For now, softer-than-expected data on the economy may be good for markets. That’s because a string of surprisingly strong reports recently has raised expectations for the Federal Reserve to keep interest rates higher for longer. The Fed has already hiked its main interest rate to the highest level since 2001 in hopes of grinding down high inflation.

High rates work by slowing the entire economy and hurting prices for investments, and they’ve helped inflation to ease since it peaked above 9 per cent last summer. But a still-solid job market and spending by US households threaten to make it difficult for inflation to come down the last percentage point to the Fed’s target of 2 per cent.

That’s why the main event of the week for markets could be a speech on Friday by Fed Chair Jerome Powell. He will be speaking at a Jackson Hole, Wyoming, event that’s been the setting for major policy announcements by the Fed in the past.

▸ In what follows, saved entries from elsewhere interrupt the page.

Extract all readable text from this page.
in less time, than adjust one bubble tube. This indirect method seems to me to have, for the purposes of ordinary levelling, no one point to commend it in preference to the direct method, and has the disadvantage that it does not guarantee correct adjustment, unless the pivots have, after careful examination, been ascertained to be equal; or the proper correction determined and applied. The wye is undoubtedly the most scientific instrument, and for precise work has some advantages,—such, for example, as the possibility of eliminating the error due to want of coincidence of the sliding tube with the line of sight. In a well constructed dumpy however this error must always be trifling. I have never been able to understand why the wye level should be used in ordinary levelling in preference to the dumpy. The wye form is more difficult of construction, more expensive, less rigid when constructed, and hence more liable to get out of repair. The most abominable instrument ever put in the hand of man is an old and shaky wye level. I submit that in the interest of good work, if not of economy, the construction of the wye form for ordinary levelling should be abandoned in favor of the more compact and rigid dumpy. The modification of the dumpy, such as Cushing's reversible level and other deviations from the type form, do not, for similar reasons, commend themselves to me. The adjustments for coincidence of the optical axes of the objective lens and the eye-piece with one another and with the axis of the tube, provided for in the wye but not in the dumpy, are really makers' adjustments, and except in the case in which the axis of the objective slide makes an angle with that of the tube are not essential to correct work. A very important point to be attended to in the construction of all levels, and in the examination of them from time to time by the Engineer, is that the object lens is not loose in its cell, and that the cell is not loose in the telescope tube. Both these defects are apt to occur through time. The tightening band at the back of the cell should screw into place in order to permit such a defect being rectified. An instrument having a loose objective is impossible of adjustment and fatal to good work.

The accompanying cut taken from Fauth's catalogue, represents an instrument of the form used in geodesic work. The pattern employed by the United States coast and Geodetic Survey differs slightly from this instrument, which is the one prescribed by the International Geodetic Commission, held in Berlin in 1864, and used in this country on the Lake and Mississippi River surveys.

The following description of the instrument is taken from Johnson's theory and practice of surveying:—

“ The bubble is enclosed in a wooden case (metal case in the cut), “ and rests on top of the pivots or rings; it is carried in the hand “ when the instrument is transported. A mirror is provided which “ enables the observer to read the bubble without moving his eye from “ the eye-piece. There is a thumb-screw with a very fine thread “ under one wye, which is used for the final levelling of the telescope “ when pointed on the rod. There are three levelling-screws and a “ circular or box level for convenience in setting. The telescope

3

The hope among traders has been that the Fed has already hiked rates for the final time this cycle and that it will begin cutting rates early next year. But such hopes have been diminishing with each stronger-than-expected report on the economy that’s come in recently.

The two-year Treasury yield, which closely tracks expectations for the Fed, has also jumped recently, though it eased back like the 10-year yield on Wednesday. It fell to 4.95 per cent from 5.05 per cent.

On Wall Street, clothing retailer Abercrombie & Fitch surged 23.4 per cent after reporting strong second-quarter financial results.

Toll Brothers rose 3.8 per cent after the homebuilder reported stronger profit than expected. It earlier had struggled as higher mortgage rates hurt the entire housing industry.

Foot Locker tumbled 30.6 per cent after reporting weaker profit for the latest quarter than expected. The company also paused its dividend and cut its financial forecasts for the full year, describing a “still-tough consumer backdrop.”

Shares of companies that make products sold in Foot Locker stores were also weak. Nike fell 2.6 per cent.

In markets abroad, stock indexes were mixed across Europe and Asia.